L'homme d'affaires parle aussi de l'importance du local. Pour M. Saputo, il est crucial pour son entreprise de ne pas se comporter en étrangère. «On doit se rendre sur place, dit-il. Il faut s'impliquer dans la communauté, lui redonner financièrement, faire du bénévolat, rencontrer les employés. Rien de tout cela ne se fait par téléphone..»

Planifier l'intégration et prendre le temps

Clemens Mayr, un avocat associé chez McCarthy Tétrault spécialisé en fusions et acquisitions, parle avec éloge de la stratégie de Saputo. «Cette entreprise met un grand effort sur les 100 premiers jours parce qu'elle a compris qu'il y a une courte fenêtre de temps après l'acquisition durant laquelle la firme acquise est plus réceptive aux nouvelles pratiques.»

Certaines entreprises échouent toutefois leurs acquisitions parce qu'elles n'ont pas ce sentiment d'urgence à réaliser rapidement leur intégration.
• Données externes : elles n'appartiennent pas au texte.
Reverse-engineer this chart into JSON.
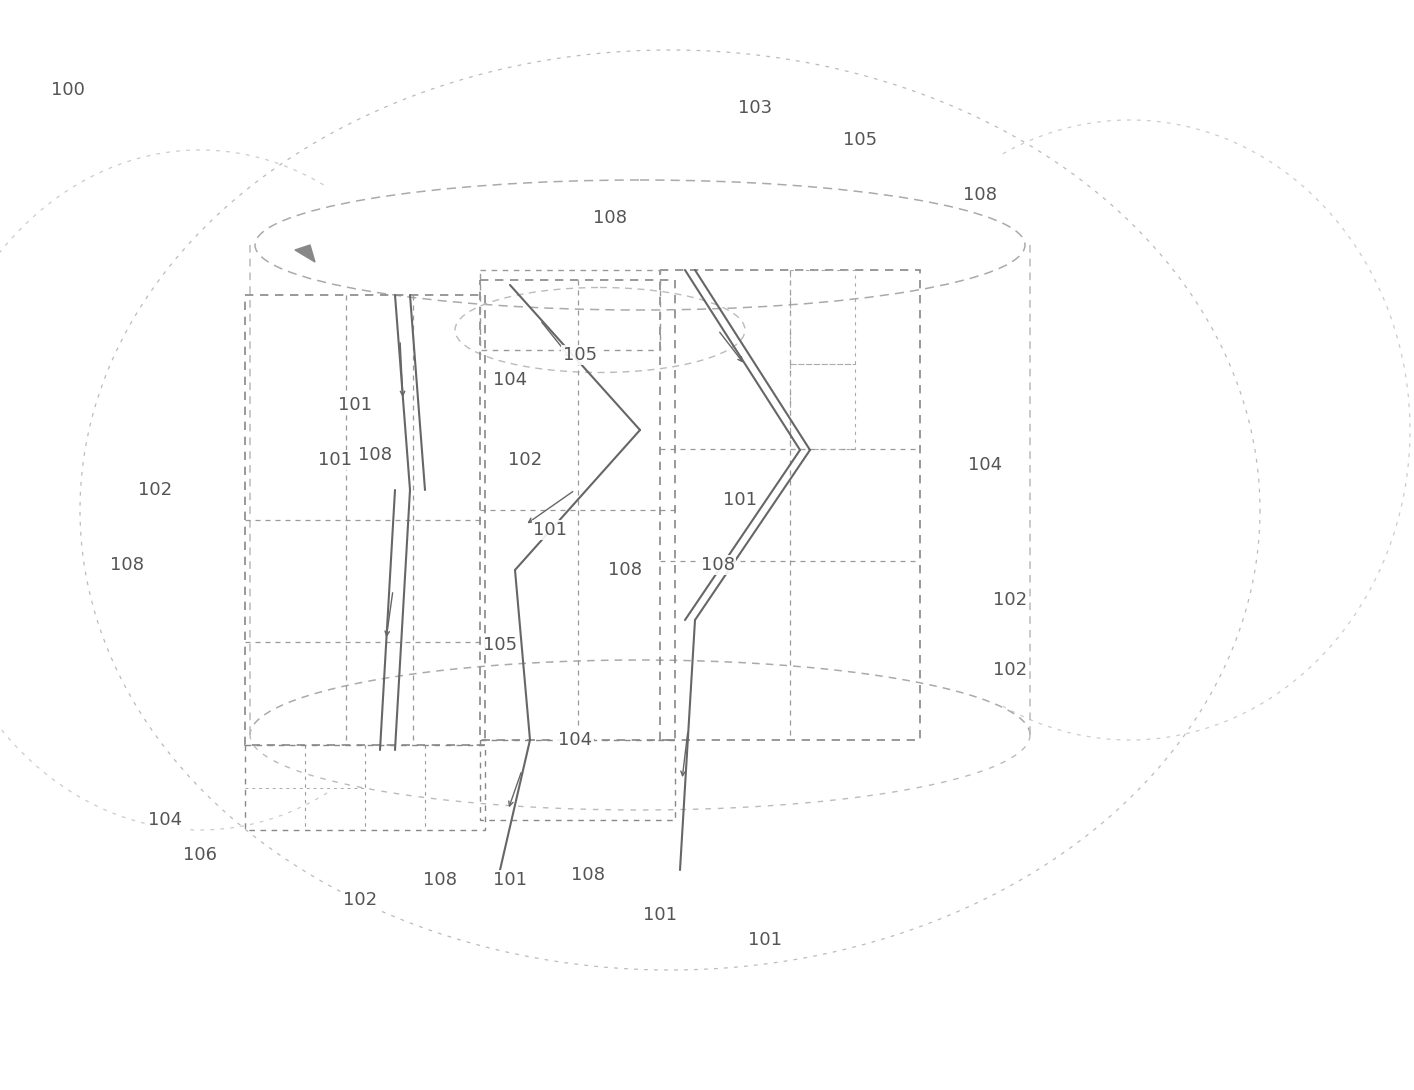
{
  "background_color": "#ffffff",
  "fig_width": 14.14,
  "fig_height": 10.9,
  "line_color_dark": "#888888",
  "line_color_grid": "#999999",
  "wire_color": "#666666",
  "text_color": "#555555",
  "label_fontsize": 13
}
Selon M. Mayr, il s'agit même d'une grande erreur que de croire que l'intégration de la firme acquise commence après la clôture de la transaction. «L'intégration se prépare dès les premières étapes de la négociation, dit-il. C'est aussi à ça que sert la vérification diligente. Ce n'est pas juste pour savoir si vous payez trop cher. Elle permet de comprendre la nouvelle entreprise et de déterminer la meilleure manière de l'intégrer.» Le plus gros piège pour une entreprise est donc, de l'avis de M. Mayr, de se laisser imposer l'échéancier et le processus durant la phase d'évaluation.

«Quand ça arrive, vous ne pouvez pas faire une vérification diligente adéquate, dit-il. L'ennemi numéro un d'une bonne vérification, c'est le temps. S'il y a une enchère, par exemple, vous allez vous sentir pressé. Ça crée une mauvaise dynamique.»
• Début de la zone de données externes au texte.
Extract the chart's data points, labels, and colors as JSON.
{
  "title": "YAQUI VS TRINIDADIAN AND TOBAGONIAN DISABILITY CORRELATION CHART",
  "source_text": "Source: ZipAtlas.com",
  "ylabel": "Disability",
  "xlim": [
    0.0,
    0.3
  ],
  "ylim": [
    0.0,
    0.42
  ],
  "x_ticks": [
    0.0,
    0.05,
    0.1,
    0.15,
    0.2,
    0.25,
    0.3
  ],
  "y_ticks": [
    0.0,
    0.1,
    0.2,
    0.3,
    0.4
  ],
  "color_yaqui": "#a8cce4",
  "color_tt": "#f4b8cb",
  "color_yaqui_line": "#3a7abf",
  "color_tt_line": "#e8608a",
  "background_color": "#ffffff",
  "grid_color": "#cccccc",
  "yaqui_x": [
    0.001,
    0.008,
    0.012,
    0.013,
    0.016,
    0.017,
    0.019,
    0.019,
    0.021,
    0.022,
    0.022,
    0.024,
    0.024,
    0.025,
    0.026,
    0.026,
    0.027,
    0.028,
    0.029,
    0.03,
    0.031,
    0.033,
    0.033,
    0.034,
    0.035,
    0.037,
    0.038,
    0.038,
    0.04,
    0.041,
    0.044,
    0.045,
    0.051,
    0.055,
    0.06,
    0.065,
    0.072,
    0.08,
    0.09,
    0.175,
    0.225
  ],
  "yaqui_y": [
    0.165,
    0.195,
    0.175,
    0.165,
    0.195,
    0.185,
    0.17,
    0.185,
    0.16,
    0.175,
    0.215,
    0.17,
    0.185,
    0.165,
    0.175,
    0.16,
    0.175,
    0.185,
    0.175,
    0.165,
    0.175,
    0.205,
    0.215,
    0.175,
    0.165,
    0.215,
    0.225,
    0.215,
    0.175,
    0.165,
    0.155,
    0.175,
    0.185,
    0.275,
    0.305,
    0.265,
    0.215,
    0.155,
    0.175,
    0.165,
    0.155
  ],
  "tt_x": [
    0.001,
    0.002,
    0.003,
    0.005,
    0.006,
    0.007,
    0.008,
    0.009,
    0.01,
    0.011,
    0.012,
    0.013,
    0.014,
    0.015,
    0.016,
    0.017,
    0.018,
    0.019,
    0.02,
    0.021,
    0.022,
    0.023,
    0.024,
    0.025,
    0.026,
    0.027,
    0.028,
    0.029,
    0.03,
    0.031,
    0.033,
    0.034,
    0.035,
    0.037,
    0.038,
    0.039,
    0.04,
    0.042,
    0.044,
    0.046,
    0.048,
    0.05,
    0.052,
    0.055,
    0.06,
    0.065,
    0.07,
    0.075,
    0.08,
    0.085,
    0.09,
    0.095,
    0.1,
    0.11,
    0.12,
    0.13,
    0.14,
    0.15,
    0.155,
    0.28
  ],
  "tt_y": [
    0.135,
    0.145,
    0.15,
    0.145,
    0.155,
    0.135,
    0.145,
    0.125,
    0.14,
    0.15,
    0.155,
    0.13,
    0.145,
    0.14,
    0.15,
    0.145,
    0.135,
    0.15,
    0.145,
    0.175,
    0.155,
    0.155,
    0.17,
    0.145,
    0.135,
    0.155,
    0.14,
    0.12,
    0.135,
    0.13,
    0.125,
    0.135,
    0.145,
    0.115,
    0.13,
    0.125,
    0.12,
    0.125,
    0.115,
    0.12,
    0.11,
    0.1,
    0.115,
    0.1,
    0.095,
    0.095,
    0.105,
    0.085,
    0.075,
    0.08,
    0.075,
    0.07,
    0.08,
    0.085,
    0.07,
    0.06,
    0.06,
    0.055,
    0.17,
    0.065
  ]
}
Une entreprise doit donc savoir gagner du temps, et même se retirer si les choses vont trop vite. M. Mayr consent que cela se révèle parfois difficile pour une foule de raisons. Les dirigeants, par exemple, «tombent parfois en amour avec le deal» et perdent de vue leur objectif. Plutôt que de viser à bien évaluer l'acquisition, ils se mettent à vouloir clore la transaction à tout prix. «C'est comme un train qui part, dit M. Mayr. On se laisse emporter.» C'est sans compter que les conseillers financiers sont souvent payés à la commission et ont donc intérêt à faire avancer la transaction.
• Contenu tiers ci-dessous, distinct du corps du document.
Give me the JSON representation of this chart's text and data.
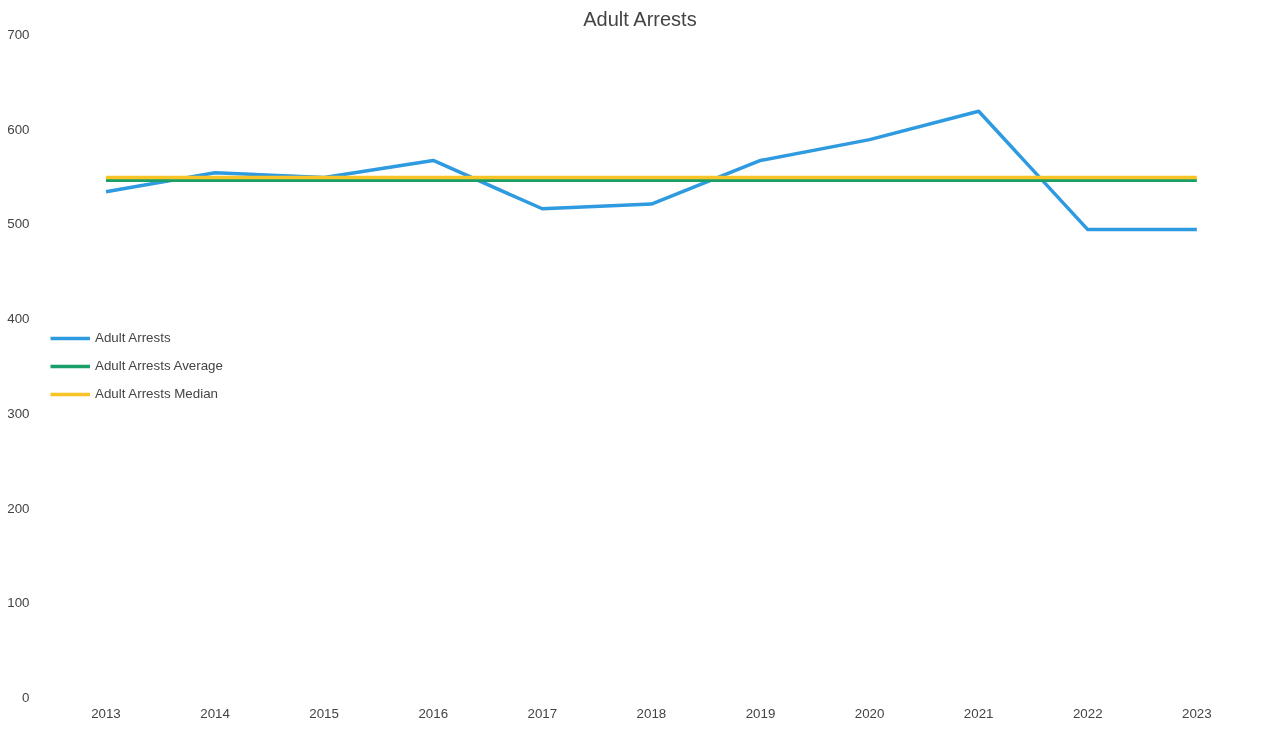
{
  "chart_data": {
    "type": "line",
    "title": "Adult Arrests",
    "categories": [
      "2013",
      "2014",
      "2015",
      "2016",
      "2017",
      "2018",
      "2019",
      "2020",
      "2021",
      "2022",
      "2023"
    ],
    "series": [
      {
        "name": "Adult Arrests",
        "color": "#2e9ae0",
        "values": [
          534,
          554,
          549,
          567,
          516,
          521,
          567,
          589,
          619,
          494,
          494
        ]
      },
      {
        "name": "Adult Arrests Average",
        "color": "#1a9e6a",
        "values": [
          546,
          546,
          546,
          546,
          546,
          546,
          546,
          546,
          546,
          546,
          546
        ]
      },
      {
        "name": "Adult Arrests Median",
        "color": "#f7c325",
        "values": [
          549,
          549,
          549,
          549,
          549,
          549,
          549,
          549,
          549,
          549,
          549
        ]
      }
    ],
    "ylim": [
      0,
      700
    ],
    "yticks": [
      0,
      100,
      200,
      300,
      400,
      500,
      600,
      700
    ],
    "grid": false,
    "legend": "left",
    "marker": "none",
    "line_style": "solid"
  }
}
Malgré cela, une entreprise ne devrait pas laisser l'élan de la transaction [deal momentum] l'aveugler. Et le conseil d'administration a son rôle à jouer pour éviter ce genre de piège. «Le conseil est le gardien de la transaction, dit M. Mayr. C'est lui qui, au final, approuve ou la rejette l'acquisition. Il doit donc faire contrepoids à cette tendance d'aller trop vite, et aider l'entreprise à prendre du recul.»

L'entreprise doit donc assurément prendre son temps, lever le pied et appuyer sur pause, explique M. Mayr. «Ce n'est pas parce qu'on travaille sur une transaction depuis trois mois que nous sommes obligés de continuer et de faire une mauvaise acquisition.»